Provincial, small-town New Zealand folk are well known for ‘coming together’ to achieve common goals especially when those end objectives benefit the community as a whole. Natural habitat restoration projects are particularly good examples of this community spirit with the end result seeing improvements in the quality of natural environments and subsequently creating better habitats for birds and wildlife. The Grovetown lagoon in Marlborough enjoys success through community help combined with generous funding from local authorities and businesses.

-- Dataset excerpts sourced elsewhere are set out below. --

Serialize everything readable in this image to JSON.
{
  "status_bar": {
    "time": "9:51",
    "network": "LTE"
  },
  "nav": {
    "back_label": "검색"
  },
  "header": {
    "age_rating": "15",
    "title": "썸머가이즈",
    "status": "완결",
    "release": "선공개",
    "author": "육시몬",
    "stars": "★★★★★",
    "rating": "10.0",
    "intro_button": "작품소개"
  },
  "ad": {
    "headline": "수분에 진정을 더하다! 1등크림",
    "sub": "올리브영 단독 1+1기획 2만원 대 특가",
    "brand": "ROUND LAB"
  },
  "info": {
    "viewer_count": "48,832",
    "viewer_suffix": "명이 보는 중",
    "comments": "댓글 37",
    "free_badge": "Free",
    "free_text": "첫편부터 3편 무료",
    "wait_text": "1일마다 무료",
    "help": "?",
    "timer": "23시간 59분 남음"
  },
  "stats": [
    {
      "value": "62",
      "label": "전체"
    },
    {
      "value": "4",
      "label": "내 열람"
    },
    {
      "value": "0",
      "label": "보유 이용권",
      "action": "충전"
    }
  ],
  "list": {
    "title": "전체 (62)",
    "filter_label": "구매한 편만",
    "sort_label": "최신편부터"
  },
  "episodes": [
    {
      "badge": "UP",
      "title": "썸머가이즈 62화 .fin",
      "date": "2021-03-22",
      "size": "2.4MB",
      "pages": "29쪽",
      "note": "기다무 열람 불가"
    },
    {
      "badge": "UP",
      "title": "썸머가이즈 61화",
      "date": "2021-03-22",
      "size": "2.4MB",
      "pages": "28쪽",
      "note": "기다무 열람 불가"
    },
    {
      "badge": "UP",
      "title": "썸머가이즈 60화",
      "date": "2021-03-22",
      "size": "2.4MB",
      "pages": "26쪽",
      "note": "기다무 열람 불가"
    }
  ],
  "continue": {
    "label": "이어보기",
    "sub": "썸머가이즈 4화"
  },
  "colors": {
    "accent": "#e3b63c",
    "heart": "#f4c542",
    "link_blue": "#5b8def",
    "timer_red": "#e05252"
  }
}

Aerial view of the Grovetown lagoon showing formation of oxbow lake

Geographical History

Grovetown lagoon is one of the few natural wetlands remaining on the Wairau plains in Marlborough. Geographically speaking the lagoon is an ‘oxbow lake’. This type of lake is formed over time when a river creates a curving, meandering path which eventually nearly cuts back onto itself. (See aerial image). As the ‘neck’ of the meander becomes narrower and narrower it becomes susceptible to breaching during the next major flood, which in this case occurred in 1861. The high waters and fast flows broke through the narrow piece of land which in effect straightened the river’s path leaving an isolated curved lake where the river once flowed.

Aerial view of the Grovetown lagoon showing formation of oxbow lake

The Lagoon

As the Wairau river continued on its new, straighter path, the Grovetown oxbow lake’s water remained clear and fresh, even in times of drought, due to the numerous nearby freshwater springs flowing into the lagoon. Fish and eels continued to thrive in the wetland while birds made their homes around the sheltered water using it for feeding, nesting and raising their young.

One very small part of the lagoon’s banks showing the proliferation of native plantings

Unfortunately, as time went on, willows and invasive climbing vines overcame the banks of the lagoon. Adding to the environment degradation, effluent and silt from farming practices and the local Grovetown residential settlement began to pollute the waters of the loop.